Mayor remains mum on latest rail system study

Mayor remains mum on latest rail system study

By Tyler Olsen, The Times September 24, 2010

Fraser Valley rail activist John Vissers hopes an in-depth report that bills the capital costs of a rail connection between Chilliwack and Surrey at $500 million will help convince city council to support a Fraser Valley passenger rail system.

The report, which was released Monday and commissioned by Rail for the Valley, says that a half-billion dollars of upgrades and vehicles would allow passengers to make a 90-minute rail trip between Chilliwack and the Scott Road Skytrain station in Surrey. For $100 million more, that line could be electrified.

Vissers, a spokesperson with Rail for the Valley, said the plan “is very good news.”

Factor in carbon offsets and the ability for people to get from community to community without purchasing a car and gas, and Vissers said “an electrified community rail system would actually save us money and it would help the economy.”

Vissers hoped that the report would help convince Chilliwack council and mayor Sharon Gaetz to throw their support behind a valleywide rail task force that has representatives from most other Fraser Valley municipalities.

“I like Sharon,” said Vissers, “but she’s just kind of waffling on this.”

Gaetz, however, declined to comment on the report. City hall spokesperson Starlee Renton said “her position is [that] she’s still waiting for the province’s report to come out.”

Coun. Diane Janzen was willing to talk about trains.

“I think it’s very good that they put some of the capital costs down,” said Janzen. However, she said that it is difficult to determine the feasibility of rail without knowing the proposed system’s operating costs, which are not projected in the report.

Janzen noted that public transportation is generally heavily subsidized by governments, which are currently feeling the fiscal pinch. She would also like to see a breakdown of the numbers and characteristics of the prospective users.

But she said the report is another piece of valuable information that can only aid in the decision making process. Janzen added: “One of the things about the transportation issue is that it’s so mammoth in size in terms of what it can do for people; it’s so important.

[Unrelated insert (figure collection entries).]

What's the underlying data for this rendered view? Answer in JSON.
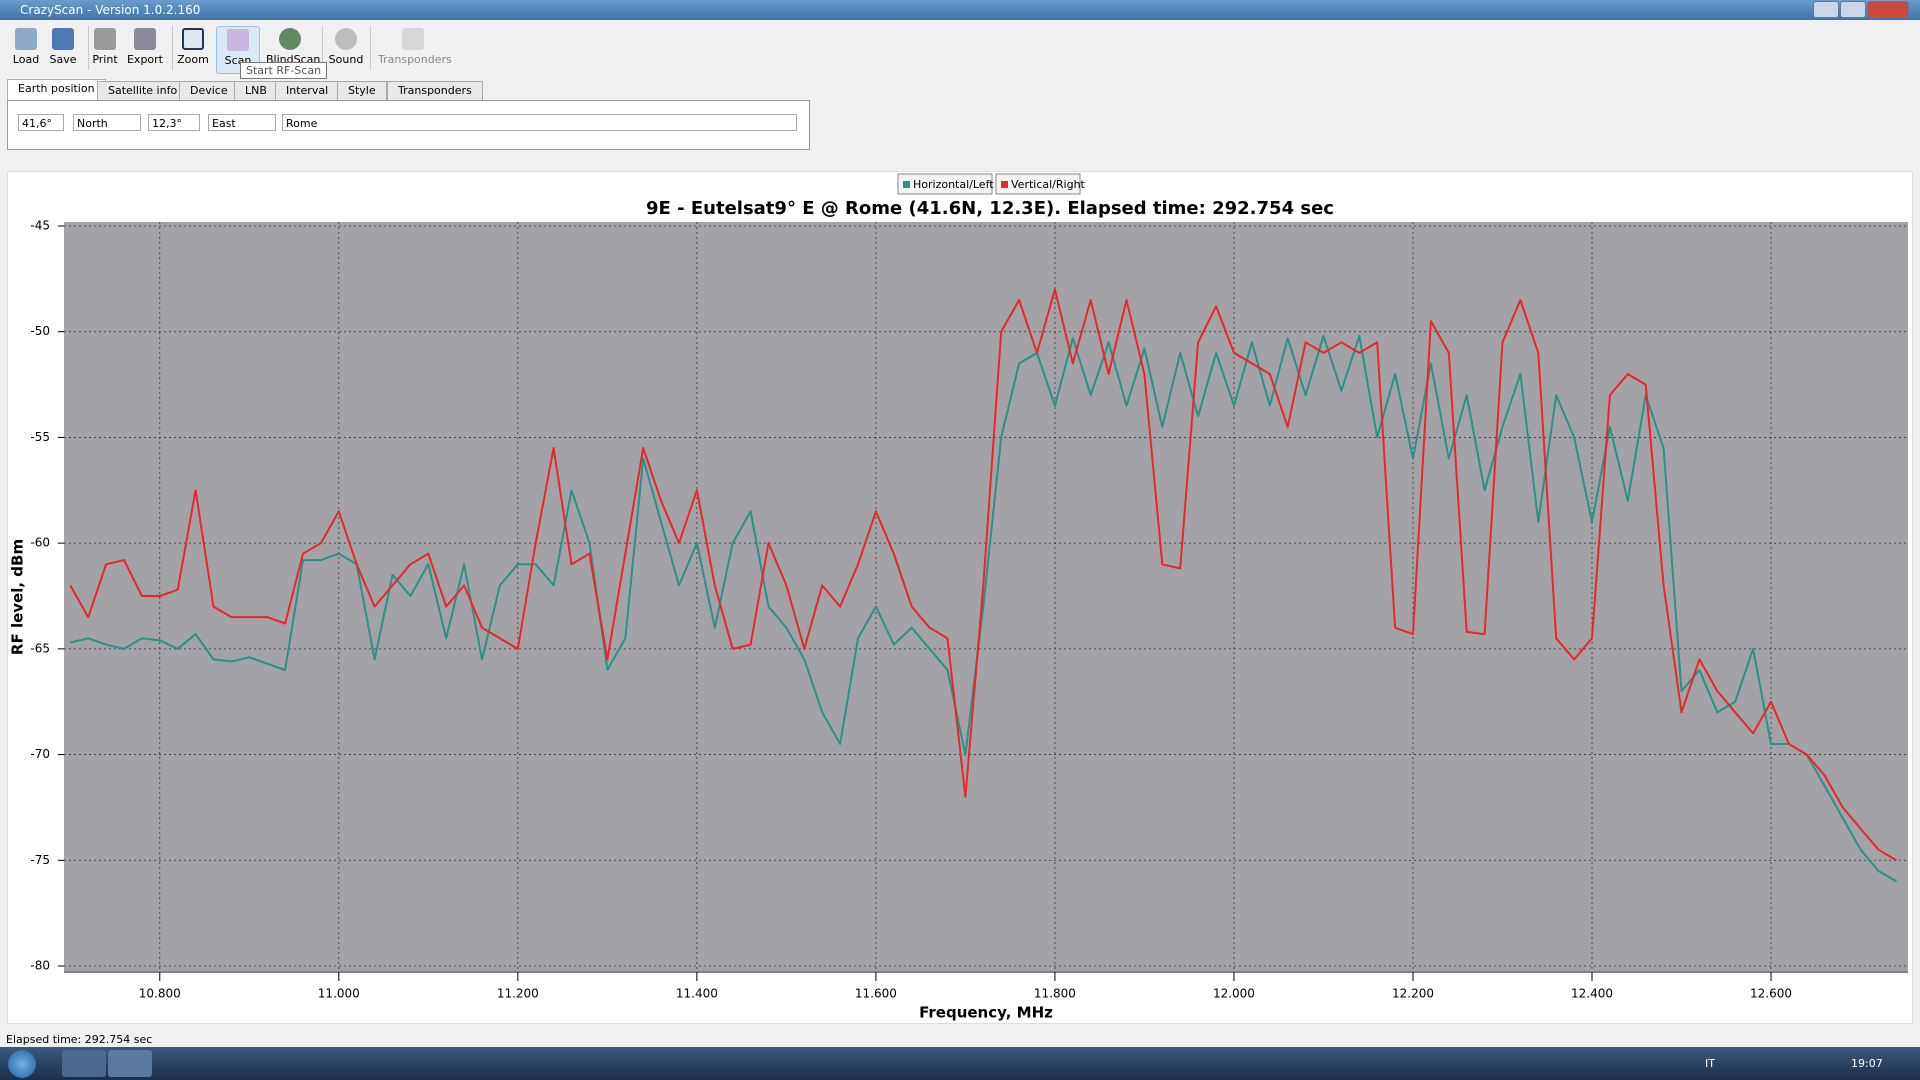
{
  "window": {
    "title": "CrazyScan - Version 1.0.2.160",
    "toolbar": [
      "Load",
      "Save",
      "Print",
      "Export",
      "Zoom",
      "Scan",
      "BlindScan",
      "Sound",
      "Transponders"
    ],
    "tooltip": "Start RF-Scan",
    "tabs": [
      "Earth position",
      "Satellite info",
      "Device",
      "LNB",
      "Interval",
      "Style",
      "Transponders"
    ],
    "fields": {
      "latitude": "41,6°",
      "lat_dir": "North",
      "longitude": "12,3°",
      "lon_dir": "East",
      "place": "Rome"
    },
    "status": "Elapsed time: 292.754 sec",
    "taskbar": {
      "lang": "IT",
      "clock": "19:07"
    }
  },
  "chart_data": {
    "type": "line",
    "title": "9E - Eutelsat9° E  @ Rome (41.6N, 12.3E). Elapsed time: 292.754 sec",
    "x_label": "Frequency, MHz",
    "y_label": "RF level, dBm",
    "xlim": [
      10693,
      12753
    ],
    "ylim": [
      -80,
      -45
    ],
    "xticks": [
      {
        "value": 10800,
        "label": "10.800"
      },
      {
        "value": 11000,
        "label": "11.000"
      },
      {
        "value": 11200,
        "label": "11.200"
      },
      {
        "value": 11400,
        "label": "11.400"
      },
      {
        "value": 11600,
        "label": "11.600"
      },
      {
        "value": 11800,
        "label": "11.800"
      },
      {
        "value": 12000,
        "label": "12.000"
      },
      {
        "value": 12200,
        "label": "12.200"
      },
      {
        "value": 12400,
        "label": "12.400"
      },
      {
        "value": 12600,
        "label": "12.600"
      }
    ],
    "yticks": [
      -45,
      -50,
      -55,
      -60,
      -65,
      -70,
      -75,
      -80
    ],
    "grid": true,
    "legend": "top",
    "x": [
      10700,
      10720,
      10740,
      10760,
      10780,
      10800,
      10820,
      10840,
      10860,
      10880,
      10900,
      10920,
      10940,
      10960,
      10980,
      11000,
      11020,
      11040,
      11060,
      11080,
      11100,
      11120,
      11140,
      11160,
      11180,
      11200,
      11220,
      11240,
      11260,
      11280,
      11300,
      11320,
      11340,
      11360,
      11380,
      11400,
      11420,
      11440,
      11460,
      11480,
      11500,
      11520,
      11540,
      11560,
      11580,
      11600,
      11620,
      11640,
      11660,
      11680,
      11700,
      11720,
      11740,
      11760,
      11780,
      11800,
      11820,
      11840,
      11860,
      11880,
      11900,
      11920,
      11940,
      11960,
      11980,
      12000,
      12020,
      12040,
      12060,
      12080,
      12100,
      12120,
      12140,
      12160,
      12180,
      12200,
      12220,
      12240,
      12260,
      12280,
      12300,
      12320,
      12340,
      12360,
      12380,
      12400,
      12420,
      12440,
      12460,
      12480,
      12500,
      12520,
      12540,
      12560,
      12580,
      12600,
      12620,
      12640,
      12660,
      12680,
      12700,
      12720,
      12740
    ],
    "series": [
      {
        "name": "Horizontal/Left",
        "color": "#2a9088",
        "values": [
          -64.7,
          -64.5,
          -64.8,
          -65,
          -64.5,
          -64.6,
          -65,
          -64.3,
          -65.5,
          -65.6,
          -65.4,
          -65.7,
          -66,
          -60.8,
          -60.8,
          -60.5,
          -61,
          -65.5,
          -61.5,
          -62.5,
          -61,
          -64.5,
          -61,
          -65.5,
          -62,
          -61,
          -61,
          -62,
          -57.5,
          -60,
          -66,
          -64.5,
          -56,
          -59,
          -62,
          -60,
          -64,
          -60,
          -58.5,
          -63,
          -64,
          -65.5,
          -68,
          -69.5,
          -64.5,
          -63,
          -64.8,
          -64,
          -65,
          -66,
          -70,
          -63,
          -55,
          -51.5,
          -51,
          -53.5,
          -50.3,
          -53,
          -50.5,
          -53.5,
          -50.8,
          -54.5,
          -51,
          -54,
          -51,
          -53.5,
          -50.5,
          -53.5,
          -50.3,
          -53,
          -50.2,
          -52.8,
          -50.2,
          -55,
          -52,
          -56,
          -51.5,
          -56,
          -53,
          -57.5,
          -54.5,
          -52,
          -59,
          -53,
          -55,
          -59,
          -54.5,
          -58,
          -53,
          -55.5,
          -67,
          -66,
          -68,
          -67.5,
          -65,
          -69.5,
          -69.5,
          -70,
          -71.5,
          -73,
          -74.5,
          -75.5,
          -76
        ]
      },
      {
        "name": "Vertical/Right",
        "color": "#e8262b",
        "values": [
          -62,
          -63.5,
          -61,
          -60.8,
          -62.5,
          -62.5,
          -62.2,
          -57.5,
          -63,
          -63.5,
          -63.5,
          -63.5,
          -63.8,
          -60.5,
          -60,
          -58.5,
          -61,
          -63,
          -62,
          -61,
          -60.5,
          -63,
          -62,
          -64,
          -64.5,
          -65,
          -60,
          -55.5,
          -61,
          -60.5,
          -65.5,
          -60.5,
          -55.5,
          -58,
          -60,
          -57.5,
          -62,
          -65,
          -64.8,
          -60,
          -62,
          -65,
          -62,
          -63,
          -61,
          -58.5,
          -60.5,
          -63,
          -64,
          -64.5,
          -72,
          -62,
          -50,
          -48.5,
          -51,
          -48,
          -51.5,
          -48.5,
          -52,
          -48.5,
          -52,
          -61,
          -61.2,
          -50.5,
          -48.8,
          -51,
          -51.5,
          -52,
          -54.5,
          -50.5,
          -51,
          -50.5,
          -51,
          -50.5,
          -64,
          -64.3,
          -49.5,
          -51,
          -64.2,
          -64.3,
          -50.5,
          -48.5,
          -51,
          -64.5,
          -65.5,
          -64.5,
          -53,
          -52,
          -52.5,
          -62,
          -68,
          -65.5,
          -67,
          -68,
          -69,
          -67.5,
          -69.5,
          -70,
          -71,
          -72.5,
          -73.5,
          -74.5,
          -75
        ]
      }
    ]
  }
}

But it’s also such a huge public investment that it has to be done very carefully. It’s one of those things where you can’t un-ring the bell.”

Vissers, for his part, said the report is an important “first step” and acknowledged that more research needs to be done before any money is spent on track upgrades.

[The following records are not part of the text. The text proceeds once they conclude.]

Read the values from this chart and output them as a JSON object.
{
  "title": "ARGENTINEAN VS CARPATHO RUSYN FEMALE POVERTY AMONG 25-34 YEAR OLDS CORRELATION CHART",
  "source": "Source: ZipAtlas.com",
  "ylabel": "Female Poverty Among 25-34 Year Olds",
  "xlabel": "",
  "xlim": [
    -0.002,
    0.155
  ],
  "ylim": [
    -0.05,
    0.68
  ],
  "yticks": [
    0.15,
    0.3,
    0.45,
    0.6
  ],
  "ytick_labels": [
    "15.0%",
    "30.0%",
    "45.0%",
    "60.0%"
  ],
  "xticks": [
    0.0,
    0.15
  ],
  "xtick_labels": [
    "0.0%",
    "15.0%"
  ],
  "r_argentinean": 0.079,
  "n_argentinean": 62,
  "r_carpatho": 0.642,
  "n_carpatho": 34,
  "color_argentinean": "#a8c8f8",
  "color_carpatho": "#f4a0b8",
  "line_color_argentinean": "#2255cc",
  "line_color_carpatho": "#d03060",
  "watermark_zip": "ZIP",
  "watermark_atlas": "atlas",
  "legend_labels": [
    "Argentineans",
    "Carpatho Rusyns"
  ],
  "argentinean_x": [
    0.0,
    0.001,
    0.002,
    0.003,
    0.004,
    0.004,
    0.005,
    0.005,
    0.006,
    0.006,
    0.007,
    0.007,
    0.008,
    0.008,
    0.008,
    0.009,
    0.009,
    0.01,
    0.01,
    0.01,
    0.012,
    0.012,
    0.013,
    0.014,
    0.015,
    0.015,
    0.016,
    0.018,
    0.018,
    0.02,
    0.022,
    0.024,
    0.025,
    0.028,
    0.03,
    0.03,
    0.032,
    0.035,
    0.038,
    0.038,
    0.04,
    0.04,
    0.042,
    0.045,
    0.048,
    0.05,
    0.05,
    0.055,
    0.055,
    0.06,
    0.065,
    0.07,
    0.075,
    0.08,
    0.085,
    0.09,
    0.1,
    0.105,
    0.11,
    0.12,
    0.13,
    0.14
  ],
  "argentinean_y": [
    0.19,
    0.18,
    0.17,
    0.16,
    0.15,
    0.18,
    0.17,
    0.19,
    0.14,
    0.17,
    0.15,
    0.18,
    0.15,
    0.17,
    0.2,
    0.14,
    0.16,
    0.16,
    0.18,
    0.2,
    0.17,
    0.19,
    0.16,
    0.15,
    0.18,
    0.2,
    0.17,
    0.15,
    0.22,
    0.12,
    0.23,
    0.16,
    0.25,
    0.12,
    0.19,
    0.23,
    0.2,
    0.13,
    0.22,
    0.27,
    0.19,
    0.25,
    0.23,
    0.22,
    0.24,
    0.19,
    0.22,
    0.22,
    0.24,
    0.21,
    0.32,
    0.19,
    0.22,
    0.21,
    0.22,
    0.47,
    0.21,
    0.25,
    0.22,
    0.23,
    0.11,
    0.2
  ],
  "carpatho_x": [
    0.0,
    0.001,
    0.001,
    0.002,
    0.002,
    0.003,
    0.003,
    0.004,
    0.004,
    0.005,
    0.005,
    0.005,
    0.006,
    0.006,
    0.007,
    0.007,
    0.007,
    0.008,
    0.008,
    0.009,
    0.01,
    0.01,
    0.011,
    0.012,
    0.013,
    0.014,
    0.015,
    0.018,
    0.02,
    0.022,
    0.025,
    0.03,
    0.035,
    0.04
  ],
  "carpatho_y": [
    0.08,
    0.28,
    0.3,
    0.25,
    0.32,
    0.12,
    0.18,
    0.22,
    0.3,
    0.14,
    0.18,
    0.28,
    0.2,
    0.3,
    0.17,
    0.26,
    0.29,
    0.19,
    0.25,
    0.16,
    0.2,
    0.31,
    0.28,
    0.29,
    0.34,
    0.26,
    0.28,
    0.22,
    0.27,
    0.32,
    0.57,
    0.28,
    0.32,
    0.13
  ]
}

But he is adamant that rail is the way to go.

The provincial government continues to sit on a transportation study that cost $400,000. Vissers–who sat on a committee convened by the study–said he has heard that the study may recommend “one or two buses” over the next 10 years. Needless to say, he doesn’t like the sound of that.

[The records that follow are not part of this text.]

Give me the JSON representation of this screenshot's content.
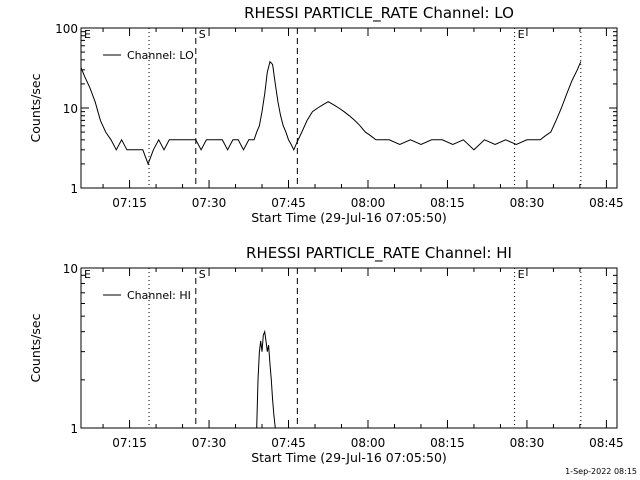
{
  "footer": "1-Sep-2022 08:15",
  "chart_data": [
    {
      "type": "line",
      "title": "RHESSI PARTICLE_RATE Channel: LO",
      "xlabel": "Start Time (29-Jul-16 07:05:50)",
      "ylabel": "Counts/sec",
      "yscale": "log",
      "ylim": [
        1,
        100
      ],
      "yticks": [
        "1",
        "10",
        "100"
      ],
      "xlim": [
        "07:05:50",
        "08:47:00"
      ],
      "xticks": [
        "07:15",
        "07:30",
        "07:45",
        "08:00",
        "08:15",
        "08:30",
        "08:45"
      ],
      "legend": {
        "entries": [
          "Channel: LO"
        ],
        "placement": "top-left"
      },
      "markers": [
        {
          "time": "07:05:50",
          "label": "E",
          "style": "dotted"
        },
        {
          "time": "07:18:40",
          "label": "",
          "style": "dotted"
        },
        {
          "time": "07:27:30",
          "label": "S",
          "style": "dashed"
        },
        {
          "time": "07:46:40",
          "label": "",
          "style": "dashed"
        },
        {
          "time": "08:27:40",
          "label": "E",
          "style": "dotted"
        },
        {
          "time": "08:40:10",
          "label": "",
          "style": "dotted"
        }
      ],
      "series": [
        {
          "name": "Channel: LO",
          "x": [
            "07:05:50",
            "07:06:30",
            "07:07:30",
            "07:08:30",
            "07:09:30",
            "07:10:30",
            "07:11:30",
            "07:12:30",
            "07:13:30",
            "07:14:30",
            "07:15:30",
            "07:16:30",
            "07:17:30",
            "07:18:30",
            "07:19:30",
            "07:20:30",
            "07:21:30",
            "07:22:30",
            "07:23:30",
            "07:24:30",
            "07:25:30",
            "07:26:30",
            "07:27:30",
            "07:28:30",
            "07:29:30",
            "07:30:30",
            "07:31:30",
            "07:32:30",
            "07:33:30",
            "07:34:30",
            "07:35:30",
            "07:36:30",
            "07:37:30",
            "07:38:30",
            "07:39:00",
            "07:39:30",
            "07:40:00",
            "07:40:30",
            "07:41:00",
            "07:41:30",
            "07:42:00",
            "07:42:30",
            "07:43:00",
            "07:43:30",
            "07:44:00",
            "07:44:30",
            "07:45:00",
            "07:45:30",
            "07:46:00",
            "07:46:40",
            "07:47:30",
            "07:48:30",
            "07:49:30",
            "07:50:30",
            "07:51:30",
            "07:52:30",
            "07:53:30",
            "07:54:30",
            "07:55:30",
            "07:56:30",
            "07:57:30",
            "07:58:30",
            "07:59:30",
            "08:00:30",
            "08:01:30",
            "08:02:30",
            "08:04:00",
            "08:06:00",
            "08:08:00",
            "08:10:00",
            "08:12:00",
            "08:14:00",
            "08:16:00",
            "08:18:00",
            "08:20:00",
            "08:22:00",
            "08:24:00",
            "08:26:00",
            "08:28:00",
            "08:30:00",
            "08:31:30",
            "08:32:30",
            "08:33:30",
            "08:34:30",
            "08:35:30",
            "08:36:30",
            "08:37:30",
            "08:38:30",
            "08:39:30",
            "08:40:10"
          ],
          "values": [
            32,
            25,
            18,
            12,
            7,
            5,
            4,
            3,
            4,
            3,
            3,
            3,
            3,
            2,
            3,
            4,
            3,
            4,
            4,
            4,
            4,
            4,
            4,
            3,
            4,
            4,
            4,
            4,
            3,
            4,
            4,
            3,
            4,
            4,
            5,
            6,
            9,
            15,
            28,
            38,
            35,
            20,
            12,
            8,
            6,
            5,
            4,
            3.5,
            3,
            3.8,
            5,
            7,
            9,
            10,
            11,
            12,
            11,
            10,
            9,
            8,
            7,
            6,
            5,
            4.5,
            4,
            4,
            4,
            3.5,
            4,
            3.5,
            4,
            4,
            3.5,
            4,
            3,
            4,
            3.5,
            4,
            3.5,
            4,
            4,
            4,
            4.5,
            5,
            7,
            10,
            15,
            22,
            30,
            38
          ]
        }
      ]
    },
    {
      "type": "line",
      "title": "RHESSI PARTICLE_RATE Channel: HI",
      "xlabel": "Start Time (29-Jul-16 07:05:50)",
      "ylabel": "Counts/sec",
      "yscale": "log",
      "ylim": [
        1,
        10
      ],
      "yticks": [
        "1",
        "10"
      ],
      "xlim": [
        "07:05:50",
        "08:47:00"
      ],
      "xticks": [
        "07:15",
        "07:30",
        "07:45",
        "08:00",
        "08:15",
        "08:30",
        "08:45"
      ],
      "legend": {
        "entries": [
          "Channel: HI"
        ],
        "placement": "top-left"
      },
      "markers": [
        {
          "time": "07:05:50",
          "label": "E",
          "style": "dotted"
        },
        {
          "time": "07:18:40",
          "label": "",
          "style": "dotted"
        },
        {
          "time": "07:27:30",
          "label": "S",
          "style": "dashed"
        },
        {
          "time": "07:46:40",
          "label": "",
          "style": "dashed"
        },
        {
          "time": "08:27:40",
          "label": "E",
          "style": "dotted"
        },
        {
          "time": "08:40:10",
          "label": "",
          "style": "dotted"
        }
      ],
      "series": [
        {
          "name": "Channel: HI",
          "x": [
            "07:39:00",
            "07:39:15",
            "07:39:30",
            "07:39:45",
            "07:40:00",
            "07:40:15",
            "07:40:30",
            "07:40:45",
            "07:41:00",
            "07:41:15",
            "07:41:30",
            "07:41:45",
            "07:42:00",
            "07:42:15",
            "07:42:30"
          ],
          "values": [
            1,
            2,
            3,
            3.5,
            3,
            3.8,
            4,
            3.5,
            3,
            3.3,
            2.5,
            2,
            1.5,
            1.2,
            1
          ]
        }
      ]
    }
  ]
}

Council recently passed a motion that asks the Ministry of Transportation to release the report.

“The city of Chilliwack is extremely interested in that document,” said Janzen. The city’s request follows a similar motion by the Fraser Valley Regional District. Vissers too would like to see the report, such as it is.

“We’re really disappointed that the provincial government has spent $400,000 on a private consulting firm to do a study on the Fraser Valley and we haven’t heard anything about it,” said Vissers.

Ministry of Transportation spokesperson Jeff Knight told the Times that the report “is supposed to be ready sometime this fall.”

Asked what the hold up was, Knight would only say (twice) that “it’s very close.”